The Kiskatinaw Formation is a stratigraphical unit of Mississippian age in the Western Canadian Sedimentary Basin.

It takes the name from the Kiskatinaw River, and was first described in the Pacific Fort St. John No. 23 well (from 2302 to 2598 m) by H.L. Halbertsma in 1959. Kiskatinaw means "cutbank" in Cree.

==Lithology==
The Kiskatinaw Formation is composed mostly of quartz sandstone at the base, and shale with thin tight sandstone toward the top. In western Alberta it was deposited as a deltaic channel fill.

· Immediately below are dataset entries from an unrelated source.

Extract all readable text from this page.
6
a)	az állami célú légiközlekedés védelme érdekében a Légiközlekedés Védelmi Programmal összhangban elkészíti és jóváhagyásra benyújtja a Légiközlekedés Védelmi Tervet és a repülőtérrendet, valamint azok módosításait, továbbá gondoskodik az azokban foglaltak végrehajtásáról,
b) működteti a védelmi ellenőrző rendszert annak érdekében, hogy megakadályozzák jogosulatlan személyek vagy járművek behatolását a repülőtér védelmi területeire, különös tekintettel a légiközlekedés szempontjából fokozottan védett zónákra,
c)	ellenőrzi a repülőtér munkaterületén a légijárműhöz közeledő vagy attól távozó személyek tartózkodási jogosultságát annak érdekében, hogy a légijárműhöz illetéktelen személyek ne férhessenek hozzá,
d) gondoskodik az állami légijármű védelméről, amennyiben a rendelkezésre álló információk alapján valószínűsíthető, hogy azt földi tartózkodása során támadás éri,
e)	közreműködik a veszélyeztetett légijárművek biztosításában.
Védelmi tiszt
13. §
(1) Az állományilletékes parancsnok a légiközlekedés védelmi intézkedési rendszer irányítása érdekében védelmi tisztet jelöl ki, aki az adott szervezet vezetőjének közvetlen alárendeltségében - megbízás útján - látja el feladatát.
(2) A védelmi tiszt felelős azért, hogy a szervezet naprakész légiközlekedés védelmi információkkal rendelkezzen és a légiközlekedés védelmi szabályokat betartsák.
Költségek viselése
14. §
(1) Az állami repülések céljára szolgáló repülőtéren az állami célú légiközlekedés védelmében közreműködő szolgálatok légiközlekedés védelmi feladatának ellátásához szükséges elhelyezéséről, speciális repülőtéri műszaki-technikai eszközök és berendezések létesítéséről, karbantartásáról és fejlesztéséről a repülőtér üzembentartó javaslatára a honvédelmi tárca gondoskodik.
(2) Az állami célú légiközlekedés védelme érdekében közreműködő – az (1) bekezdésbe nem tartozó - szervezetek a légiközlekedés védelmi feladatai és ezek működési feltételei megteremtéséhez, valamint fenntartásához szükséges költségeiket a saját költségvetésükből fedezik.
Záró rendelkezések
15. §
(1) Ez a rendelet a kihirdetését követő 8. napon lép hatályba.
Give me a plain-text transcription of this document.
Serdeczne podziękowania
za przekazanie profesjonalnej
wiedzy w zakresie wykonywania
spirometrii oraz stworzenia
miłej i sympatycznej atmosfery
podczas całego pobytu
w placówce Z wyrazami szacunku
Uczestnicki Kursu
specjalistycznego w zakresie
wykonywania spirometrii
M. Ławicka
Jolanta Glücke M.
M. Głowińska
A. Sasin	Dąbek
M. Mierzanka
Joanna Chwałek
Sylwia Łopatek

Westwards it was deposited in a marine environment. Beach and near shore sediments can be found in north-eastern British Columbia, and the formation becomes transgressive at the top.

==Distribution==
The Kiskatinaw Formation occurs in north-eastern British Columbia and in the west of northern Alberta. It has a thickness of 183 m in the Peace River region and reaches more than 300 m in the Fort St. John area.

==Relationship to other units==
The Kiskatinaw Formation is generally conformably overlain by the Taylor Flat Formation (with some exceptions in the Peace River and Fort St. John areas) and unconformably underlain by Golata Formation due to pre-Kiskatinaw erosion. Some Kiskatinaw channels cut down into the Debolt Formation in the eastern parts of its extents. The Kiskatinaw Formation is correlated with the upper Mattson Formation in the Liard area, with the upper Etherington Formation in southern Alberta and with the Otter Formation in Montana.